En el rincón derecho de la habitación, oculta en la penumbra, se hallaba la cama donde Frau Marie Rottenbrocker, ya fuera de cuenta, esperaba que el parto sobreviniese de un momento a otro. Era una mujer seria, de mediana edad, alta y descarnada, con un rostro sombrío y hermético y un par de ojos duros, sobre los que planeaba un aura de pesarosa amargura. Era una mujer tranquila y trabajadora, Frau Marie Rottenbrocker. Tampoco hablaba mucho. Jamás tenía tiempo para su marido, cuyas caricias soportaba a regañadientes. Las caricias y los besos no eran lo suyo.

Por fin iba a cumplirse ahora su deseo común de tener un hijo. Ya llevaban semanas esperándolo; hacía tiempo que Ludwig no frecuentaba la taberna ni asistía a reuniones políticas para poder estar presente a la hora del parto. Todo estaba ya preparado. Ludwig sólo tendría que correr a casa de la comadrona y, si era necesario, telefonear al médico. Y ahora que estaban allí, el maestro cerrajero sentado a la mesa, su esposa sentada en la cama, ambos meditaban sobre lo mismo: el niño. Y la mirada de la mujer adquirió brillo y serenidad. Siempre habían deseado un hijo, pero mientras el maestro prefería una niña, el ideal de su esposa era un niño hermoso y de altas prendas, que algún día se hiciera cargo del taller de su padre. Así estaban ambos, absortos en sus pensamientos. El reloj desgranaba su tic-tac, y la tempestad hacía vibrar las ventanas. ¡El ambiente era tan agradable en la habitación! De pronto, Frau Marie lanzó un grito y se desplomó de espaldas en la cama. El maestro cerrajero se puso en pie de un salto, aterrado, y al verla allí tumbada, tan pálida e inmóvil, descolgó su sombrero y echó a correr, perdiéndose en la noche. La mujer se quedó sola en la cama. Y mientras yacía así tan solitaria, apretándose el dolorido vientre con sus manos huesudas y desolladas, tuvo de pronto un extraño sueño.

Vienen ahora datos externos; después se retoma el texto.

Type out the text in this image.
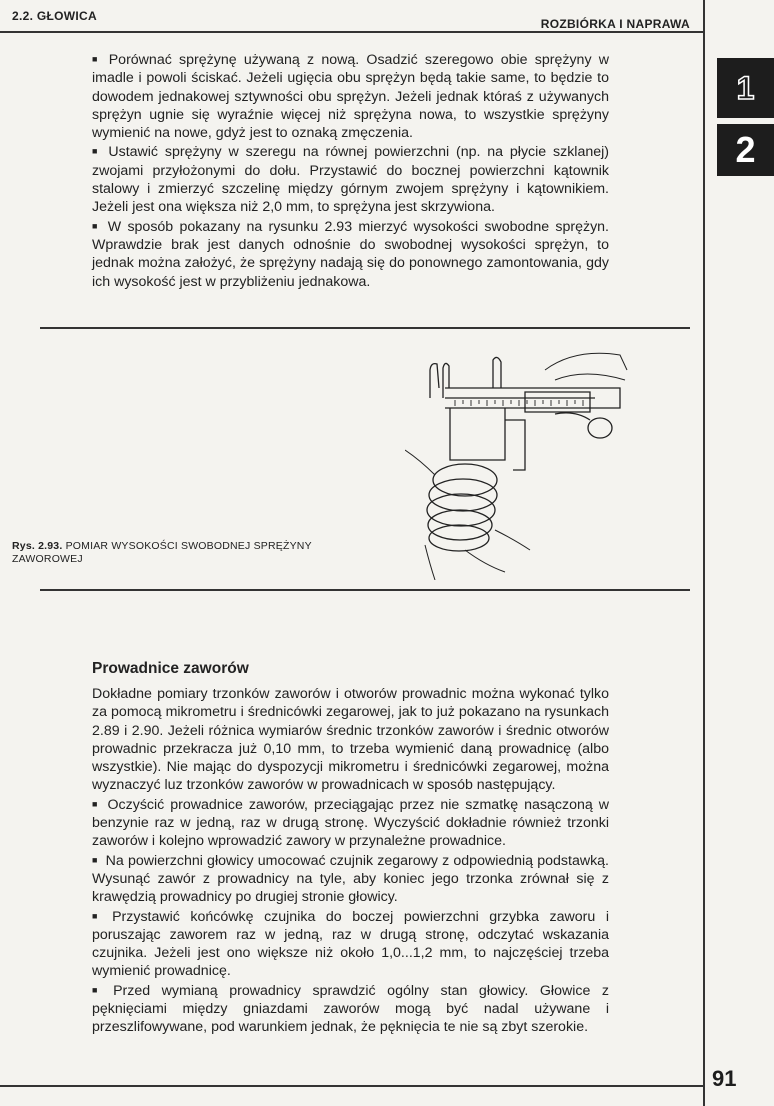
2.2. GŁOWICA
ROZBIÓRKA I NAPRAWA
1
2

■ Porównać sprężynę używaną z nową. Osadzić szeregowo obie sprężyny w imadle i powoli ściskać. Jeżeli ugięcia obu sprężyn będą takie same, to będzie to dowodem jednakowej sztywności obu sprężyn. Jeżeli jednak któraś z używanych sprężyn ugnie się wyraźnie więcej niż sprężyna nowa, to wszystkie sprężyny wymienić na nowe, gdyż jest to oznaką zmęczenia.

■ Ustawić sprężyny w szeregu na równej powierzchni (np. na płycie szklanej) zwojami przyłożonymi do dołu. Przystawić do bocznej powierzchni kątownik stalowy i zmierzyć szczelinę między górnym zwojem sprężyny i kątownikiem. Jeżeli jest ona większa niż 2,0 mm, to sprężyna jest skrzywiona.

■ W sposób pokazany na rysunku 2.93 mierzyć wysokości swobodne sprężyn. Wprawdzie brak jest danych odnośnie do swobodnej wysokości sprężyn, to jednak można założyć, że sprężyny nadają się do ponownego zamontowania, gdy ich wysokość jest w przybliżeniu jednakowa.

Rys. 2.93. POMIAR WYSOKOŚCI SWOBODNEJ SPRĘŻYNY ZAWOROWEJ
Prowadnice zaworów

Dokładne pomiary trzonków zaworów i otworów prowadnic można wykonać tylko za pomocą mikrometru i średnicówki zegarowej, jak to już pokazano na rysunkach 2.89 i 2.90. Jeżeli różnica wymiarów średnic trzonków zaworów i średnic otworów prowadnic przekracza już 0,10 mm, to trzeba wymienić daną prowadnicę (albo wszystkie). Nie mając do dyspozycji mikrometru i średnicówki zegarowej, można wyznaczyć luz trzonków zaworów w prowadnicach w sposób następujący.

■ Oczyścić prowadnice zaworów, przeciągając przez nie szmatkę nasączoną w benzynie raz w jedną, raz w drugą stronę. Wyczyścić dokładnie również trzonki zaworów i kolejno wprowadzić zawory w przynależne prowadnice.

■ Na powierzchni głowicy umocować czujnik zegarowy z odpowiednią podstawką. Wysunąć zawór z prowadnicy na tyle, aby koniec jego trzonka zrównał się z krawędzią prowadnicy po drugiej stronie głowicy.

■ Przystawić końcówkę czujnika do boczej powierzchni grzybka zaworu i poruszając zaworem raz w jedną, raz w drugą stronę, odczytać wskazania czujnika. Jeżeli jest ono większe niż około 1,0...1,2 mm, to najczęściej trzeba wymienić prowadnicę.

■ Przed wymianą prowadnicy sprawdzić ogólny stan głowicy. Głowice z pęknięciami między gniazdami zaworów mogą być nadal używane i przeszlifowywane, pod warunkiem jednak, że pęknięcia te nie są zbyt szerokie.

91
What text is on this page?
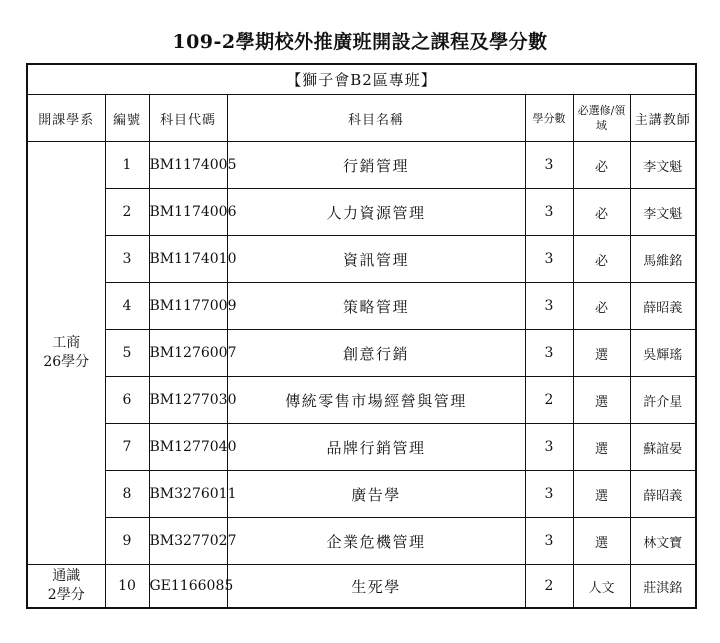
109-2學期校外推廣班開設之課程及學分數
【獅子會B2區專班】						
開課學系	編號	科目代碼	科目名稱	學分數	必選修/領域	主講教師
工商
26學分	1	BM1174005	行銷管理	3	必	李文魁
	2	BM1174006	人力資源管理	3	必	李文魁
	3	BM1174010	資訊管理	3	必	馬維銘
	4	BM1177009	策略管理	3	必	薛昭義
	5	BM1276007	創意行銷	3	選	吳輝瑤
	6	BM1277030	傳統零售市場經營與管理	2	選	許介星
	7	BM1277040	品牌行銷管理	3	選	蘇誼晏
	8	BM3276011	廣告學	3	選	薛昭義
	9	BM3277027	企業危機管理	3	選	林文寶
通識
2學分	10	GE1166085	生死學	2	人文	莊淇銘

Vio a su marido solo en la habitación. Frente a él, sentado en una sillita alta, jugueteaba un niño rubio. El chiquillo se parecía a su marido. De ello dedujo que era su hijo. Pero le extrañó no verse a sí misma sentada a la mesa. Llena de asombro, siguió la mirada de su marido que se deslizó por la pared vacía hasta detenerse en un punto. La mujer vio que allí había un cuadro colgado y, al observar con más detenimiento, comprobó que era su retrato. Esa fotografía se la había regalado a su marido el día de su boda. Pero, ahora, una corona de hiedra verde se enroscaba en torno al retrato. La solitaria mujer se dio entonces cuenta de lo que eso significaba: iba a morir.

Se despertó bruscamente de su sueño. Pero como toda su vida había sido una mujer juiciosa, aquella vez también supo lo que debía hacer. Y se puso a rezar. Rezó por su marido y por el hijo que tenía en el vientre. Y mientras rezaba, de sus ojos bondadosos e inteligentes iban rodando lágrimas que se mezclaban con el sudor de miedo que goteaba de su pálida frente.